Chinese female tennis star Peng Shuai emphasized she never accused anyone of sexually assaulting her and she has been free, a Singapore newspaper has reported, with a tennis organization remaining concerned over her safety.
It was apparently the first time that Peng has accepted an interview with an overseas media outlet since she alleged in November that she had been forced by a former vice premier into having sex during a certain period of their extramarital relationship.
But it is still unknown whether Peng’s remarks to Singapore’s Chinese-language daily Lianhe Zaobao, released on Sunday, are her real intentions, given that they are in line with claims by Chinese authorities, foreign affairs experts said.
Reuters reported Monday that the Women’s Tennis Association, which has pledged to suspend all tournaments in China amid mounting fears about the safety of Peng, has said in a statement, “We certainly hope she is doing well.”
The WTA, however, said the interview does not alleviate its “significant concerns about her well-being and ability to communicate without censorship or coercion,” asking China to conduct a “fair and transparent investigation” on the issue, according to Reuters.
On Nov. 2, Peng wrote under her real name on Weibo, China’s equivalent to Twitter, that she had sexual relations with the now-retired Vice Premier Zhang Gaoli of the Chinese Communist Party when he was the top party official of Tianjin.
As the post was quickly deleted online, China has been under pressure over the safety of Peng.
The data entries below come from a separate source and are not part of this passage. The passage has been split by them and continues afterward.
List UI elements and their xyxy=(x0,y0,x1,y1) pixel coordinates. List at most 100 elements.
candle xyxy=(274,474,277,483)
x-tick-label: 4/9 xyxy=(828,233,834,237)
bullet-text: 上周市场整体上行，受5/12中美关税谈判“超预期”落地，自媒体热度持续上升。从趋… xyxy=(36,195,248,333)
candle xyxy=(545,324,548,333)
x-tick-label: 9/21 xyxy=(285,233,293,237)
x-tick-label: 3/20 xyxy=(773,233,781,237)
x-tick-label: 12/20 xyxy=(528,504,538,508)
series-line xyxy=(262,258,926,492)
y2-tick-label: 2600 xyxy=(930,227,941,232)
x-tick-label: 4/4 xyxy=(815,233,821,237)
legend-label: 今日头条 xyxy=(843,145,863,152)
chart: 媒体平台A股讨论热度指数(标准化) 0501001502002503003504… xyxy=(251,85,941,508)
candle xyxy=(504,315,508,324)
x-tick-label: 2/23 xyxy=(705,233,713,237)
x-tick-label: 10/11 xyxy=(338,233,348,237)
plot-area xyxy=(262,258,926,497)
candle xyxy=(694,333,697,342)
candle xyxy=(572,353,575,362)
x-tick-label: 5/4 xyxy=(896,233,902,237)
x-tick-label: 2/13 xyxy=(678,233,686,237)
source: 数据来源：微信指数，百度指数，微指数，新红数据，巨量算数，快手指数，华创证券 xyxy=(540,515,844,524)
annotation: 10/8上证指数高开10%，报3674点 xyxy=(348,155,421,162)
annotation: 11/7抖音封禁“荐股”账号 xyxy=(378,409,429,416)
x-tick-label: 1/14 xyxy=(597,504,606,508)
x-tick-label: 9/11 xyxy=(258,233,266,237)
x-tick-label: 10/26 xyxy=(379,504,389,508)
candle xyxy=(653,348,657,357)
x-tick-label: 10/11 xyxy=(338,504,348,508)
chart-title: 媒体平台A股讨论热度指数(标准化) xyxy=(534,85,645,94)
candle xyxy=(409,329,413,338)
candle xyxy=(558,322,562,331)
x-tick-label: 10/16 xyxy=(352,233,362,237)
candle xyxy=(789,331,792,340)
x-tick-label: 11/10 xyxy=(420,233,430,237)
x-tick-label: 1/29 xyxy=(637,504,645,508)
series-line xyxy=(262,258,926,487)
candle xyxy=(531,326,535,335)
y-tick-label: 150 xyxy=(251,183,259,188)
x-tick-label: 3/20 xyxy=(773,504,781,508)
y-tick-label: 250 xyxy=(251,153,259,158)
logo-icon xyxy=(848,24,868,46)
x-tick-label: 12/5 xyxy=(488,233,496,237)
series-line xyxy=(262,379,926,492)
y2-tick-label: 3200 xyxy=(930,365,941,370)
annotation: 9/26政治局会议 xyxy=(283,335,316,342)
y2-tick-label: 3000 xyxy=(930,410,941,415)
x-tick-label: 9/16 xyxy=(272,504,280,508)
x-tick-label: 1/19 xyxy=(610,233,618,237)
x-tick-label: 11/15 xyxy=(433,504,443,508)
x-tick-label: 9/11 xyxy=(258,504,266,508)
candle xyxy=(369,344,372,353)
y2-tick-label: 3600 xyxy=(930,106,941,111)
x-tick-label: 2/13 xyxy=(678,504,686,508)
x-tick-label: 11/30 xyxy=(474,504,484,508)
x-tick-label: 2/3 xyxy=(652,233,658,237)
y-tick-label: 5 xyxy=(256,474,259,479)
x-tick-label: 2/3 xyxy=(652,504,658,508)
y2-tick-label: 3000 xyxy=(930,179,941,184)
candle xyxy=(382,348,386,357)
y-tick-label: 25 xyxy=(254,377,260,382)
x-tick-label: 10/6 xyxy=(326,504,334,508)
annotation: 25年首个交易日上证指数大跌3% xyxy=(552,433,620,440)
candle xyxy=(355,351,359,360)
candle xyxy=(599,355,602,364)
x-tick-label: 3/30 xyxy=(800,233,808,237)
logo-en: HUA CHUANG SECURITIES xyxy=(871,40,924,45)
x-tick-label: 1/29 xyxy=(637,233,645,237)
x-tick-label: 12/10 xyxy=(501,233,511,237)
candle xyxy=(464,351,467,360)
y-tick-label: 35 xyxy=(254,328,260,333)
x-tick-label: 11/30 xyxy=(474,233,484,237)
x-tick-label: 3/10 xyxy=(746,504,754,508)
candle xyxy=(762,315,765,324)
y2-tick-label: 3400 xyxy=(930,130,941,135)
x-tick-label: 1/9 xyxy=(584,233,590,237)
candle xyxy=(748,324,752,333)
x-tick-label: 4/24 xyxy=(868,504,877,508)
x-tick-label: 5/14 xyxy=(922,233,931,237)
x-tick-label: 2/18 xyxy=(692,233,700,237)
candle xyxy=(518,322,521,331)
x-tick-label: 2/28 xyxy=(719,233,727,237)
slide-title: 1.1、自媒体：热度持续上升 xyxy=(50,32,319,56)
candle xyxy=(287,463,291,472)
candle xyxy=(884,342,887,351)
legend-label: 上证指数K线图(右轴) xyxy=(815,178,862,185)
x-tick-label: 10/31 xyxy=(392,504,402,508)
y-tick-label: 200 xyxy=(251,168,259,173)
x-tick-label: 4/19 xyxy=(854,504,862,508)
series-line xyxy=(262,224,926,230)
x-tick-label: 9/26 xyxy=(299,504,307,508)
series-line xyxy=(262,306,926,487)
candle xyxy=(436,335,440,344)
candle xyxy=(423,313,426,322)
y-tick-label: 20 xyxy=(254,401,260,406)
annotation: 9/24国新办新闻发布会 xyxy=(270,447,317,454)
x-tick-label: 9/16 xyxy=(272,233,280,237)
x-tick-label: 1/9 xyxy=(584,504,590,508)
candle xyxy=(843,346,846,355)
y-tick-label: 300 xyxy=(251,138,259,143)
While images of her later appeared in state-run media, worries have lingered over whether she is free from government censorship or intimidation.
Peng has won the women’s doubles at Wimbledon and the French Open — two of four major global tournaments. Zhang served as a member of the Politburo of the ruling party’s Central Committee from 2012 through 2017 under President Xi Jinping’s leadership.
The issue surrounding Peng is believed to have become one of the reasons for the U.S. and some other democratic countries such as Britain and Australia to implement a “diplomatic boycott” of the 2022 Beijing Winter Olympics slated for February.